Beyond Orthodox: An African American in B’nai Brak
Once I completed my service in the Israel Defense Forces (IDF), I moved to the most religious and observant Jewish community in the world: B’nai Brak, Israel.

As an African American Jewish person, I moved to B’nai Brak because I wanted super-intense experiences in the Jewish world. I sought to immerse myself into an completely Jewish environment.
B’nai Brak has the highest concentration of rabbis of any city in the world; it has the highest concentration of yeshivot (Jewish academies) of any city; it has the highest concentration of Holocaust/Shoah survivors.
I took a job as an armed security guard working at Gan Rivka on Jerusalem Street in central B’nak Brak. Each day, dozens of Jewish children would greet me with warm words of “Shalom” and “Boker Tov“. These Jewish children would smile and play with me as though I was their best friend. As the school security guard, it was my job to guide the students into the nearest bomb shelter in case of a missile attack.

After a few months working at Gan Rivka, I was relocated to the Leilov Hasidic School for Children next to the Ramat Aharon neighborhood. Leilov is a royal Hasidic Jewish dynasty founded in Lelow, Poland by Grand Rabbi Dovid Biderman.
While I worked at the Leilov school, I met several times with their Rebbe, Grand Rabbi Yaakov Yitzchok Biderman. The Rebbe gave me a blessing/bracha that the “God of Israel would strengthen me and protect me”.

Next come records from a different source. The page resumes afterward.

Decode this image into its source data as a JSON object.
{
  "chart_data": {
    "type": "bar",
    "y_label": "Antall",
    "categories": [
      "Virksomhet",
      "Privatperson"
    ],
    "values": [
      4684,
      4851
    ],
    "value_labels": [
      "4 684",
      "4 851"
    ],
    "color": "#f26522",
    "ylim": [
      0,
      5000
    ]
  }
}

Three months later, I was transferred to the Chabad School “Tomchei T’mimim” located between the Nadvorne Hasidic compound and the B’nai Brak cemetery. At the Chabad school, I talked for hours with the teenage Chabad students about various subjects. The children taught me about great Chabad rabbis such as the Alte Rebbe Schneur Zalman of Liadi who was the first Chabad Rebbe.
During my two years in B’nai Brak, I befriended many Hasidic Rebbes including: Grand Rabbi Aharon Teitelbaum of Satmar, Grand Rabbi Zalman Teitelbaum of Satmar, Grand Rabbi Arye Leibish Halberstam of Sanz Zmigrod, Grand Rabbi Moshe Hager of Vizhnitz, and Grand Rabbi Motti Hager of Vizhnitz.

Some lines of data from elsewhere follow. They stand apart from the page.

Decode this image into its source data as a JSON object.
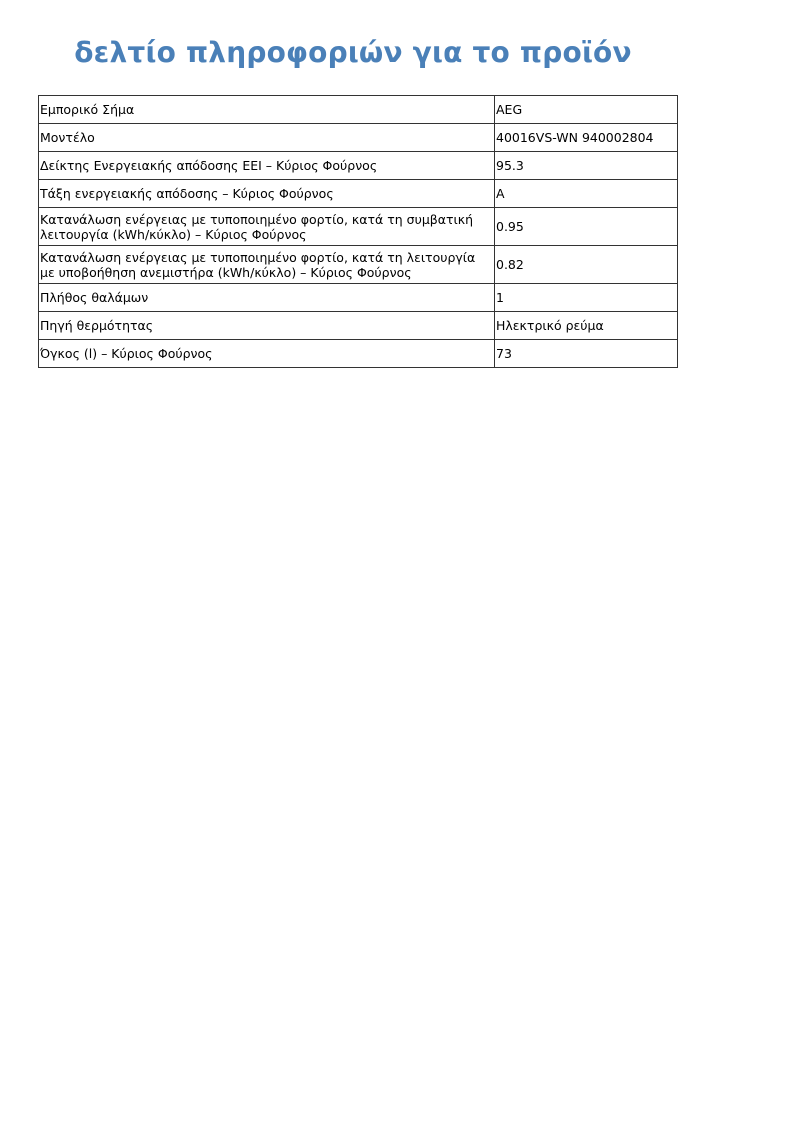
{
  "title": "δελτίο πληροφοριών για το προϊόν",
  "rows": [
    {
      "label": "Εμπορικό Σήμα",
      "value": "AEG"
    },
    {
      "label": "Μοντέλο",
      "value": "40016VS-WN 940002804"
    },
    {
      "label": "Δείκτης Ενεργειακής απόδοσης EEI – Κύριος Φούρνος",
      "value": "95.3"
    },
    {
      "label": "Τάξη ενεργειακής απόδοσης – Κύριος Φούρνος",
      "value": "A"
    },
    {
      "label": "Κατανάλωση ενέργειας με τυποποιημένο φορτίο, κατά τη συμβατική λειτουργία (kWh/κύκλο) – Κύριος Φούρνος",
      "value": "0.95"
    },
    {
      "label": "Κατανάλωση ενέργειας με τυποποιημένο φορτίο, κατά τη λειτουργία με υποβοήθηση ανεμιστήρα (kWh/κύκλο) – Κύριος Φούρνος",
      "value": "0.82"
    },
    {
      "label": "Πλήθος θαλάμων",
      "value": "1"
    },
    {
      "label": "Πηγή θερμότητας",
      "value": "Ηλεκτρικό ρεύμα"
    },
    {
      "label": "Όγκος (l) – Κύριος Φούρνος",
      "value": "73"
    }
  ]
}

I also visited to homes of Grand Rabbi Nissim Karelitz, Grand Rabbi Aharon Leib Shteiman, Grand Rabbi Chaim Kanevsky, Grand Rabbi Yitzhak Zilberstein. Interestingly, Grand Rabbi Kanevksy and Grand Rabbi Zilberstein both married daughters of Grand Rabbi Yosef Eliashiv of Jerusalem.

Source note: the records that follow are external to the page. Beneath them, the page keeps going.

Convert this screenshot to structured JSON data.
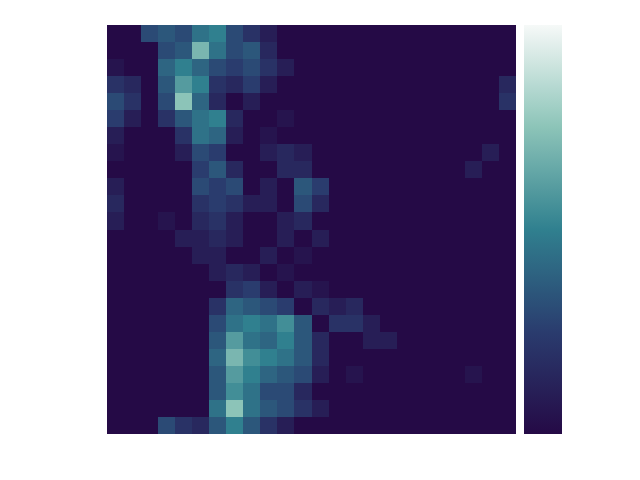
{
  "chart_data": {
    "type": "heatmap",
    "tick_labels": false,
    "color_range": [
      0,
      1
    ],
    "cells": [
      [
        0,
        0,
        0.3,
        0.35,
        0.3,
        0.45,
        0.5,
        0.3,
        0.2,
        0.1,
        0,
        0,
        0,
        0,
        0,
        0,
        0,
        0,
        0,
        0,
        0,
        0,
        0,
        0
      ],
      [
        0,
        0,
        0,
        0.3,
        0.35,
        0.7,
        0.45,
        0.3,
        0.35,
        0.15,
        0,
        0,
        0,
        0,
        0,
        0,
        0,
        0,
        0,
        0,
        0,
        0,
        0,
        0
      ],
      [
        0.05,
        0,
        0,
        0.4,
        0.5,
        0.4,
        0.3,
        0.25,
        0.3,
        0.2,
        0.1,
        0,
        0,
        0,
        0,
        0,
        0,
        0,
        0,
        0,
        0,
        0,
        0,
        0
      ],
      [
        0.2,
        0.15,
        0,
        0.35,
        0.6,
        0.5,
        0.2,
        0.15,
        0.25,
        0.1,
        0,
        0,
        0,
        0,
        0,
        0,
        0,
        0,
        0,
        0,
        0,
        0,
        0,
        0.15
      ],
      [
        0.3,
        0.2,
        0,
        0.3,
        0.75,
        0.4,
        0.15,
        0,
        0.1,
        0,
        0,
        0,
        0,
        0,
        0,
        0,
        0,
        0,
        0,
        0,
        0,
        0,
        0,
        0.2
      ],
      [
        0.25,
        0.1,
        0,
        0.2,
        0.35,
        0.45,
        0.5,
        0.15,
        0,
        0,
        0.05,
        0,
        0,
        0,
        0,
        0,
        0,
        0,
        0,
        0,
        0,
        0,
        0,
        0
      ],
      [
        0.1,
        0,
        0,
        0,
        0.2,
        0.45,
        0.4,
        0.1,
        0,
        0.05,
        0,
        0,
        0,
        0,
        0,
        0,
        0,
        0,
        0,
        0,
        0,
        0,
        0,
        0
      ],
      [
        0.05,
        0,
        0,
        0,
        0.1,
        0.3,
        0.25,
        0,
        0,
        0.1,
        0.15,
        0.1,
        0,
        0,
        0,
        0,
        0,
        0,
        0,
        0,
        0,
        0,
        0.1,
        0
      ],
      [
        0,
        0,
        0,
        0,
        0,
        0.25,
        0.35,
        0.15,
        0,
        0,
        0.15,
        0.15,
        0,
        0,
        0,
        0,
        0,
        0,
        0,
        0,
        0,
        0.1,
        0,
        0
      ],
      [
        0.1,
        0,
        0,
        0,
        0,
        0.3,
        0.25,
        0.3,
        0,
        0.1,
        0,
        0.35,
        0.25,
        0,
        0,
        0,
        0,
        0,
        0,
        0,
        0,
        0,
        0,
        0
      ],
      [
        0.15,
        0,
        0,
        0,
        0,
        0.2,
        0.25,
        0.2,
        0.1,
        0.1,
        0,
        0.3,
        0.15,
        0,
        0,
        0,
        0,
        0,
        0,
        0,
        0,
        0,
        0,
        0
      ],
      [
        0.1,
        0,
        0,
        0.05,
        0,
        0.15,
        0.2,
        0.1,
        0,
        0,
        0.1,
        0.15,
        0,
        0,
        0,
        0,
        0,
        0,
        0,
        0,
        0,
        0,
        0,
        0
      ],
      [
        0,
        0,
        0,
        0,
        0.1,
        0.1,
        0.15,
        0.1,
        0,
        0,
        0.1,
        0,
        0.1,
        0,
        0,
        0,
        0,
        0,
        0,
        0,
        0,
        0,
        0,
        0
      ],
      [
        0,
        0,
        0,
        0,
        0,
        0.1,
        0.1,
        0,
        0,
        0.1,
        0,
        0.05,
        0,
        0,
        0,
        0,
        0,
        0,
        0,
        0,
        0,
        0,
        0,
        0
      ],
      [
        0,
        0,
        0,
        0,
        0,
        0,
        0.1,
        0.15,
        0.1,
        0,
        0.05,
        0,
        0,
        0,
        0,
        0,
        0,
        0,
        0,
        0,
        0,
        0,
        0,
        0
      ],
      [
        0,
        0,
        0,
        0,
        0,
        0,
        0,
        0.2,
        0.25,
        0.1,
        0,
        0.1,
        0.05,
        0,
        0,
        0,
        0,
        0,
        0,
        0,
        0,
        0,
        0,
        0
      ],
      [
        0,
        0,
        0,
        0,
        0,
        0,
        0.2,
        0.4,
        0.35,
        0.3,
        0.25,
        0,
        0.15,
        0.1,
        0.15,
        0,
        0,
        0,
        0,
        0,
        0,
        0,
        0,
        0
      ],
      [
        0,
        0,
        0,
        0,
        0,
        0,
        0.3,
        0.45,
        0.5,
        0.45,
        0.55,
        0.35,
        0,
        0.2,
        0.2,
        0.1,
        0,
        0,
        0,
        0,
        0,
        0,
        0,
        0
      ],
      [
        0,
        0,
        0,
        0,
        0,
        0,
        0.35,
        0.6,
        0.45,
        0.4,
        0.5,
        0.35,
        0.15,
        0,
        0,
        0.1,
        0.1,
        0,
        0,
        0,
        0,
        0,
        0,
        0
      ],
      [
        0,
        0,
        0,
        0,
        0,
        0,
        0.4,
        0.7,
        0.55,
        0.5,
        0.45,
        0.35,
        0.15,
        0,
        0,
        0,
        0,
        0,
        0,
        0,
        0,
        0,
        0,
        0
      ],
      [
        0,
        0,
        0,
        0,
        0,
        0,
        0.35,
        0.6,
        0.5,
        0.4,
        0.35,
        0.3,
        0.1,
        0,
        0.05,
        0,
        0,
        0,
        0,
        0,
        0,
        0.05,
        0,
        0
      ],
      [
        0,
        0,
        0,
        0,
        0,
        0,
        0.35,
        0.55,
        0.45,
        0.3,
        0.3,
        0.15,
        0,
        0,
        0,
        0,
        0,
        0,
        0,
        0,
        0,
        0,
        0,
        0
      ],
      [
        0,
        0,
        0,
        0,
        0,
        0,
        0.45,
        0.75,
        0.45,
        0.35,
        0.3,
        0.2,
        0.1,
        0,
        0,
        0,
        0,
        0,
        0,
        0,
        0,
        0,
        0,
        0
      ],
      [
        0,
        0,
        0,
        0.3,
        0.2,
        0.15,
        0.35,
        0.5,
        0.35,
        0.2,
        0.1,
        0,
        0,
        0,
        0,
        0,
        0,
        0,
        0,
        0,
        0,
        0,
        0,
        0
      ]
    ]
  }
}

Within months of living in B’nai Brak, I began to use the “expression and customs” of the super frum (very observant) community. I referred to great rabbis as “Gadolei Ha-Dor” (Great in our generation) and “Posek Ha-Dor” (Legal giant of our generation). I often said “Ha-Kol Mi-Lemalah” (Everything is from heaven) when greeting others. I purchased a Vizhnitz Hasidic Jewish black hat and dressed in a long black coat and black pants. I wore traditional Hasidic shoes known in Yiddish as Ferrtl.
I will always consider B’nai Brak as my hometown. It is the only town where I understood the culture and mission of the people. It is the only town where I felt safe and secure. It is the only town where I felt that God was the center of life.
Although I am an African American from Southern California, B’nai Brak is in my heart and soul forever. For me, B’nai Brak is one of the most important towns in the world.